I graduated college in 2007. I did so much reading—mostly of incredibly dry and boring histories—that I spent nearly three years without picking up more than a book or two. I was almost completely burned out on the act of reading itself and preferred to spend my free time playing video games or watching television. Reading A Game of Thrones was thus a bridge to me; a bridge which led me from history to fiction, and, in a more metaphorical sense, the first of many such bridges which led me to inhabiting the person I am today. It made reading "history" fun again, and opened up the entirely new world of fiction to me, which has immutably changed me for the better. Martin reminded me of what is so fantastic about reading fiction by writing characters that feel like real people and subverting the tropes of an entire genre.

I read maybe 3 books in 2009. I read 62 in 2019. I carry either a book or my e-reader everywhere with me. I listen to audiobooks when I drive, shower, or do the dishes. I spend nearly all of my free "me-time" reading. It's become my chief hobby, something I never thought possible after finishing college.

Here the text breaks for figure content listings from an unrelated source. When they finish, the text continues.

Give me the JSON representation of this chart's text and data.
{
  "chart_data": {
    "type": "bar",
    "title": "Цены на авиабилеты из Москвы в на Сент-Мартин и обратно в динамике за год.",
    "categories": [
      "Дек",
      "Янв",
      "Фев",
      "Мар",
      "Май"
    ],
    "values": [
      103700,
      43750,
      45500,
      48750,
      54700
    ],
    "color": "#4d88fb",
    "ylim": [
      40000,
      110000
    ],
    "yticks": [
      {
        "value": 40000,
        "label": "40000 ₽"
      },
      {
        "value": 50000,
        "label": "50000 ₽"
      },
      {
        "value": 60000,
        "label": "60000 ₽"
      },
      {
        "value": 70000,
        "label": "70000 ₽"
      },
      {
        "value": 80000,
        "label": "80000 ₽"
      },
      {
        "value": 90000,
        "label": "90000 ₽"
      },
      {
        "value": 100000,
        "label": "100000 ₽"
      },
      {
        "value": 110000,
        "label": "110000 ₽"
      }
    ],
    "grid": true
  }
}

That's what George R.R. Martin did for me, and why this series is so important to me. George R.R. Martin made me a reader again.

The apartment my three friends occupied nearly ten years ago is long gone. The building is still there, but that place is no more. Sometimes I still drive past it on my way elsewhere and remember that morning.

Now we're all in our thirties and fondly remember our wild-and-woolly nights out in our early twenties. Two of my friends are married. One has a child. One now lives across the country from us, in Texas. Sometimes a song or a smell hits me with a blast of nostalgia for that time in my life, and sometimes I see Martin's book series on my shelf and get hit with a similar feeling.

We may have gone our separate ways, but it's impossible not to think about them and that time when I reread this series and recall where I first heard of it and how it has changed the way I live on a daily basis. I can only hope future books I read will have some semblance of the impact that this one has had on my life.